Basics
Households & roles
Members, roles, and the kid-without-a-login model.
A household is the unit of tenancy in hdb.io. Almost every piece of data in the system belongs to exactly one household; every API request is scoped to one household at a time. This page explains the membership model and the roles inside it.
A user can belong to multiple households
The same user account can be a member of any number of households. Each membership is its own record, with its own role. A common shape:
- Their own household, where they are the owner.
- Their parents' household, where they are an adult.
- A rental property they manage, where they are an owner.
- A friend's place they help with, where they are a guest.
Switching between households is one click in the household switcher. The data, navigation, and permission set all change with the switch; there is no leakage between households at the database layer or the UI.
Roles are per membership, not per user
The role attaches to the membership, not to the user. The same person can
be owner of household A and child of household B. The four roles:
The owner-vs-adult split is intentionally narrow. Most adult members can do almost everything an owner can. The two restrictions are protective: no accidental deletion of the household, no billing surprises.
Kids without logins are first-class
Not every member of a household needs a login. Person records (members without an attached user account) are first-class throughout the app:
- They appear in chore assignments.
- They have pocket-money balances.
- They show up on the kids dashboard.
- They are referenced in calendar events and lending records.
You can promote a person to a real login at any time by attaching a user account: invite them by email, they sign in, and the existing person record becomes their member identity. No data migration, no orphaned references.
The shared-device kids dashboard
The canonical kids interface is not "give every kid a login." It's a device token: a long-lived credential bound to a single physical device (typically a wall-mounted iPad or kitchen tablet) and a curated set of person records.

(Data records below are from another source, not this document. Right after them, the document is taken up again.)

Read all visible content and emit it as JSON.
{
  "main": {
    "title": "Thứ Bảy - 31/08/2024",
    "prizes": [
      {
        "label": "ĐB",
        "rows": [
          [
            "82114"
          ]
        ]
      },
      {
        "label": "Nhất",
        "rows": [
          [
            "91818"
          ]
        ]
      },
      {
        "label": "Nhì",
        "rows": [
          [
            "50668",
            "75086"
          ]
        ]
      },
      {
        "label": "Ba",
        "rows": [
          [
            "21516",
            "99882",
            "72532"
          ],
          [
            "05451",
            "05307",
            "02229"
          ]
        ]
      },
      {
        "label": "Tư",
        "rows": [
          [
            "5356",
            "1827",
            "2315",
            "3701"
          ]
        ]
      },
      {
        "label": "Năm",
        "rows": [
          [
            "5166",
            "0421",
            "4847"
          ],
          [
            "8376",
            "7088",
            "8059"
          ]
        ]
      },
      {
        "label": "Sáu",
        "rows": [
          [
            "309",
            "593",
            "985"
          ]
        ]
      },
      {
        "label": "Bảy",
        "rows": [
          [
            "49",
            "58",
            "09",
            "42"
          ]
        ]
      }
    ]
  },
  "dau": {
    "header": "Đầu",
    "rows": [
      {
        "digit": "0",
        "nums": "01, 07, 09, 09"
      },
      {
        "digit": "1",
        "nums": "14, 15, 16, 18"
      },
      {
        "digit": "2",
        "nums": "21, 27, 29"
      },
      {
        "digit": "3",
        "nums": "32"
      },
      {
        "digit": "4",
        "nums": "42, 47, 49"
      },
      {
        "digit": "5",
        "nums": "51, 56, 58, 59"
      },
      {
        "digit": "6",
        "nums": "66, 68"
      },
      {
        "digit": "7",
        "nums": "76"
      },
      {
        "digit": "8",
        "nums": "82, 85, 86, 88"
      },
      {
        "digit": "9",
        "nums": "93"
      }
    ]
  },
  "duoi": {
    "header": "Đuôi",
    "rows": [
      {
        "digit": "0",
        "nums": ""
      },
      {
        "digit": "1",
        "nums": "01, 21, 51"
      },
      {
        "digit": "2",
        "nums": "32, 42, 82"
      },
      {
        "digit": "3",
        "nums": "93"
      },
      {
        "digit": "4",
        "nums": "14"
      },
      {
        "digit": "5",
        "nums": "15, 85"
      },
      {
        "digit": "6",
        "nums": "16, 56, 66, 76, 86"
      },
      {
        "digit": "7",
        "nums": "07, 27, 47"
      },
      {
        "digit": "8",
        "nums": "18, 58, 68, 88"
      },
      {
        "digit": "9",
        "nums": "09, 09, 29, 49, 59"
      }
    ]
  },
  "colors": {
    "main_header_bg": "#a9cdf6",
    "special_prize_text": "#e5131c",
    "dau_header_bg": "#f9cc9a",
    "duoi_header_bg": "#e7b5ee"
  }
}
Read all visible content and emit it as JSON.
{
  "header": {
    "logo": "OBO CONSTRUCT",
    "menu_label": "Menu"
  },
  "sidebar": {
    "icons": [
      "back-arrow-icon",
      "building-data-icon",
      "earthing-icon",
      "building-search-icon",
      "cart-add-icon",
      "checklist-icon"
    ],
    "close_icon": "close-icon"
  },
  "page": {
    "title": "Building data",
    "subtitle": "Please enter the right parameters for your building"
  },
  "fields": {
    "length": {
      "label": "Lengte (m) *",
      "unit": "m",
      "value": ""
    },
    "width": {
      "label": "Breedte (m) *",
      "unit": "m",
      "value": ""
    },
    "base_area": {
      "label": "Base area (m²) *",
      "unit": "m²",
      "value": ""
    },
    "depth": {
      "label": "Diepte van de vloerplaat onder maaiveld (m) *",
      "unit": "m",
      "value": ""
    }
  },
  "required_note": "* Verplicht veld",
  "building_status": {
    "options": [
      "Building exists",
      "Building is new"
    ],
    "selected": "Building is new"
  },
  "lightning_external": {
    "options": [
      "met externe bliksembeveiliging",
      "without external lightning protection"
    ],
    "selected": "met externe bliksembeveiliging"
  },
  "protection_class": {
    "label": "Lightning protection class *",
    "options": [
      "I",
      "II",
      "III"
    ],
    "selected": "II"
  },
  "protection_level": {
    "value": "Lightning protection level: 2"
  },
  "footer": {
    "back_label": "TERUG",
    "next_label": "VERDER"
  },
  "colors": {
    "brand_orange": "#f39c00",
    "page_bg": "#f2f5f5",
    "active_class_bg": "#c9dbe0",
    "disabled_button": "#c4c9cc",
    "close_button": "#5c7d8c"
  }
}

The token grants a read/limited-write kids UI: today's chores, the bin cycle, the menu, recent pocket-money credits. It does not grant access to the rest of the app. Tokens are issued from household settings and revoked the same way (useful when the iPad gets replaced or repurposed).
Per-device, per-household, per-set-of-people. No login screen, no password to forget, no security concerns about a kid bookmarking the parent's billing page.
Permission resolution
The middleware that gates every API call resolves permissions from the
(user, household) tuple, not from the user alone. The flow:
- Authenticated session → user id.
- Active household (from session or
x-household-idheader) → household id. - Look up the membership row.
- Check the role's permission set against the requested action.
If the membership doesn't exist, the call is rejected before the database sees it. There is no "guess the household" path.
Things to remember
- A user does not have a single role. They have a role per household.
- A household always has at least one owner.
- Removing the last owner is forbidden; you must promote another member first.
- Person records can be created, edited, or deleted without a user account.
- Device tokens are per device, not per kid. One iPad with one token serves all the kids in that household.